The paper examines, in particular, the ways in which holding states and other institutions accountable to “Black” claimants intervenes in philosophical and everyday discussions of enlightenment and genocide.
It works through the relevance of the Haitian revolution to French democracy and post-World War II African-American military occupation to a democratizing and denazifying Germany.

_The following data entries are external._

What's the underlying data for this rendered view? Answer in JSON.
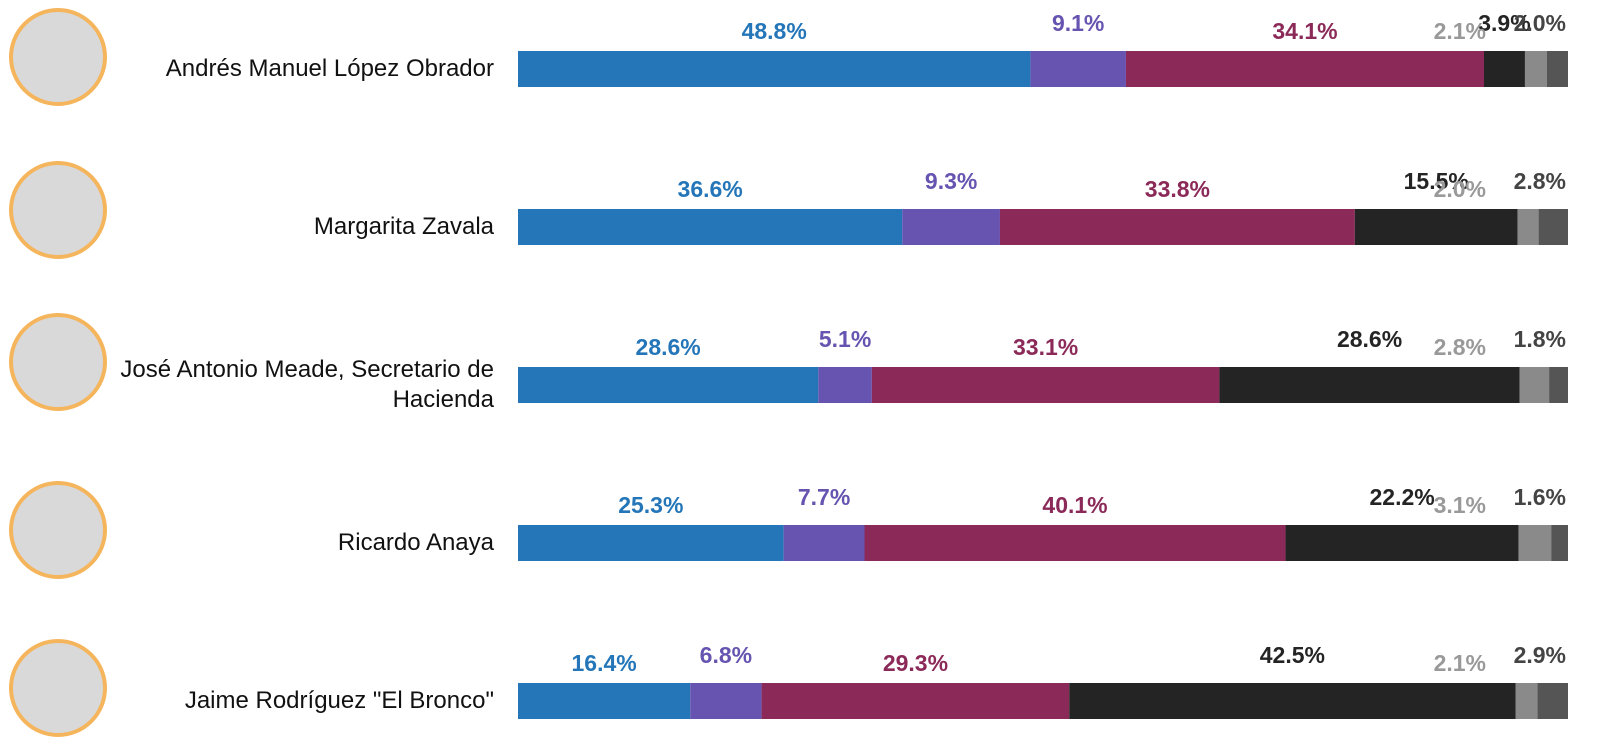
{
  "chart_data": {
    "type": "stacked-bar",
    "categories": [
      "Andrés Manuel López Obrador",
      "Margarita Zavala",
      "José Antonio Meade, Secretario de Hacienda",
      "Ricardo Anaya",
      "Jaime Rodríguez \"El Bronco\""
    ],
    "series": [
      {
        "color": "#2476b8",
        "values": [
          48.8,
          36.6,
          28.6,
          25.3,
          16.4
        ],
        "value_labels": [
          "48.8%",
          "36.6%",
          "28.6%",
          "25.3%",
          "16.4%"
        ]
      },
      {
        "color": "#6754b0",
        "values": [
          9.1,
          9.3,
          5.1,
          7.7,
          6.8
        ],
        "value_labels": [
          "9.1%",
          "9.3%",
          "5.1%",
          "7.7%",
          "6.8%"
        ]
      },
      {
        "color": "#8b2a58",
        "values": [
          34.1,
          33.8,
          33.1,
          40.1,
          29.3
        ],
        "value_labels": [
          "34.1%",
          "33.8%",
          "33.1%",
          "40.1%",
          "29.3%"
        ]
      },
      {
        "color": "#242424",
        "values": [
          3.9,
          15.5,
          28.6,
          22.2,
          42.5
        ],
        "value_labels": [
          "3.9%",
          "15.5%",
          "28.6%",
          "22.2%",
          "42.5%"
        ]
      },
      {
        "color": "#8a8a8a",
        "values": [
          2.1,
          2.0,
          2.8,
          3.1,
          2.1
        ],
        "value_labels": [
          "2.1%",
          "2.0%",
          "2.8%",
          "3.1%",
          "2.1%"
        ]
      },
      {
        "color": "#555555",
        "values": [
          2.0,
          2.8,
          1.8,
          1.6,
          2.9
        ],
        "value_labels": [
          "2.0%",
          "2.8%",
          "1.8%",
          "1.6%",
          "2.9%"
        ]
      }
    ]
  }
}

From Berlin “post-migrant” theatre’s use of “Black Power,” to the contemporary articulations of refugee rights, the paper investigates the extent to which “Blackness’’ is central to enabling real democratic participation beyond national belonging, most recently in a context in which the German state demands accountability for Nazi perpetration and the associated proof that one is not anti-Semitic or a terrorist.
Speaker’s biography:
Damani J. Partridge (Ph.D. University of California, Berkeley, 2003) is Associate Professor of Anthropology and Afro-american and African Studies at the University of Michigan. As a researcher, he has published broadly on questions of citizenship, sexuality, post-Cold War ‘freedom’, Holocaust memorialization, African-American military occupation, ‘Blackness’ and embodiment, the production of non-citizens, the culture and politics of ‘fair trade’, and the Obama moment in Berlin. He has also made and worked on documentaries for private and public broadcasters in the US and Canada, and currently directs the Filming Future Cities Project in Detroit and Berlin (see filmingfutures.org). In 2012, he published Hypersexuality and Headscarves: Race, Sex, and Citizenship in the New Germany and is currently preparing his manuscript, “Articulating ‘Blackness’ as a Universal Claim: Holocaust Heritage, European Enlightenment, and Noncitizen Futures,” for publication.
This event is hosted by: The Contemporary Turkish Studies, European Institute.